I have always been an introvert. This, together with the fact that my college and work environments have never been especially helpful in terms of meeting people made me a social pariah, which ended up inducing depression. I don't have any friends at my home town and hardly know anyone where I moved last year.
In early 2021, I met the peak of my depression. It was really, really bad. And for the first time, I finally went to a therapist. The first thing she did after the first session was scheduling a visit with a psychiatrist, probably because my suicidal ideation scared her. Since then, I have been both regularly attending to therapy and taking small doses of antidepressants.
The benefits of both the therapy and pills seemed to make wonders from the very beginning. First of all, the feel of despair and having no hope rapidly vanished because I knew that, while I wasn't well, I was working towards improving it. I started restoring my sport habits, arranged to meet some people, and went to quite a lot of dates through an online dating app.
During the last few weeks, I relapsed. Not nearly as bad as in my depression peak, but still considerably bad, and without no reason to believe that it's going to get better. I have stopped my attempts at meeting random people (basically, first dates via online apps and a couple of small parties). At first, for me they were a very novel thing, but I have already lost interest, because it's very demotivating to get always rejected (not only in dates, also by potential friends I met in one party, etc).

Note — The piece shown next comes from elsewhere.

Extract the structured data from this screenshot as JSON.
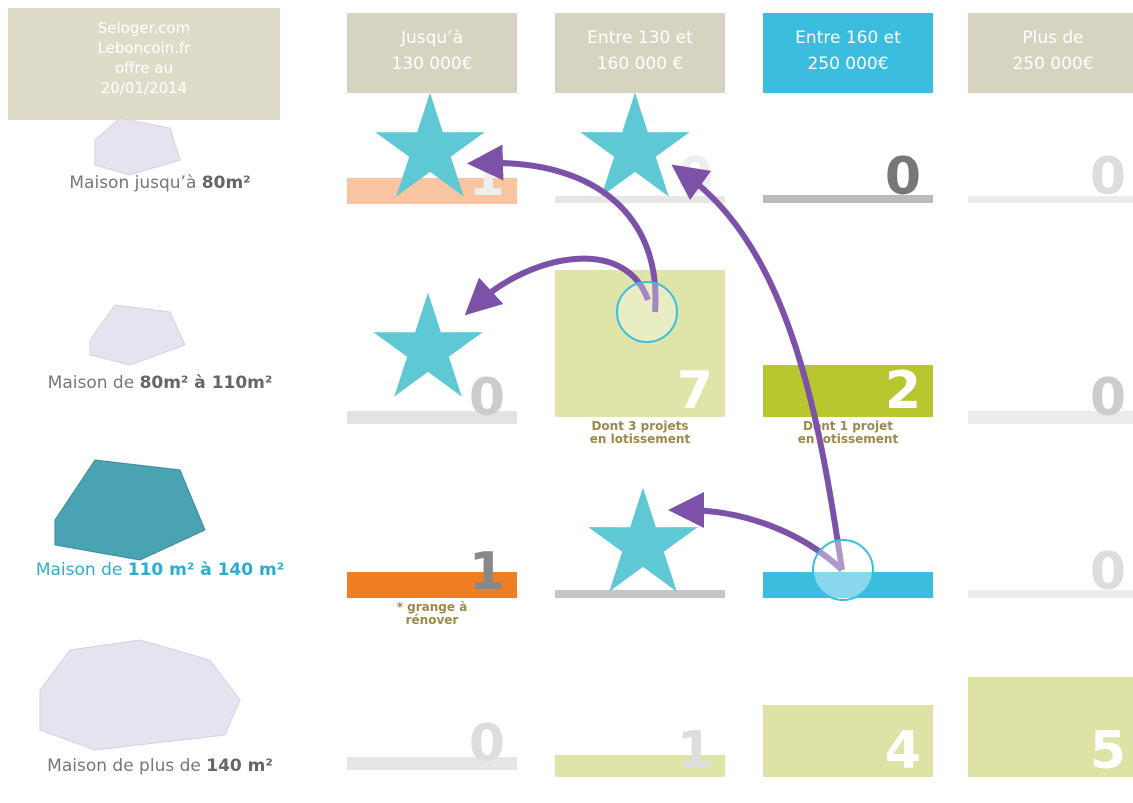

The worst thing is that now I don't have the feeling of still having some aces to play: - I'm already getting both psychological and psychiatric treatment. - I already tried to do sport (in fact, some years ago I was in a pretty good shape, I didn't feel good either, and I didn't attract anyone). - I already tried to meet people and do different things. - I have been working a lot on my social skills: look in the eyes, smile, listen and ask follow-up questions to show interest, propose going out again. - I have always had a good hygiene, etc.
I think that people are just not attracted to me. Not only sentimentally, even as a potential friend or someone to go for some drinks, because no one wants to repeat. Even if in the date or the party, the other one was the one who said that we should go out again (but then ghosted) etc.
I think I have some intrinsic issues. Being physically unattractive, being short, some facial features, an uninteresting voice, etc. I don't know. I can try to compensate these ones by being nice and having what I think it's an interesting job. I can work, and have done up to a point, to improve my social skills. But I wasn't born attractive, charismatic, or funny.
There is also a snake that bits its own tail. The less social/sentimental success you have, the less likely it is you will have it in the future. Being alone is unattractive. And at some point, you can't hide it. There are lots of experiences you just haven't had, and this becomes blatantly obvious when you are already in your mid 20s. In this sense, moving out actually helped me a bit in the beginning, because my story was easy to sell: "I just moved, and I don't know anyone here. Do you want to go out sometime?". But at this point, even I don't believe it.
Other people have been in similar situations, but the usual thing that saves them is that they made their circles of friendships in the ages in which this just happens naturally (friends from school or university, partner somehow related to these friends, etc). I didn't. All the social interactions I have got in these months, which have been quite a lot for my standards, have always come from social dating apps (e.g., a bad date leading to being invited to a party by some random guy we met during the date, etc).
Just writing this up has helped me a bit. Any advice will be appreciated.
We are doing everything we can, aren't we? I mean, we work, we try to socialize out there. Something has gotta give.
For me, music helped. I submersed my self into music, collecting many instruments, learning to play them etc. I can pass the time when I'm alone.
Another fine exercise could be to think of what could be worse? So what if you can't find any social circle? Sure, it's sad but not the end of the world. My current strategy is do what's expected to socialize but not try super hard. Don't do online dating if it makes you uncomfortable for example. Hope things turn out better.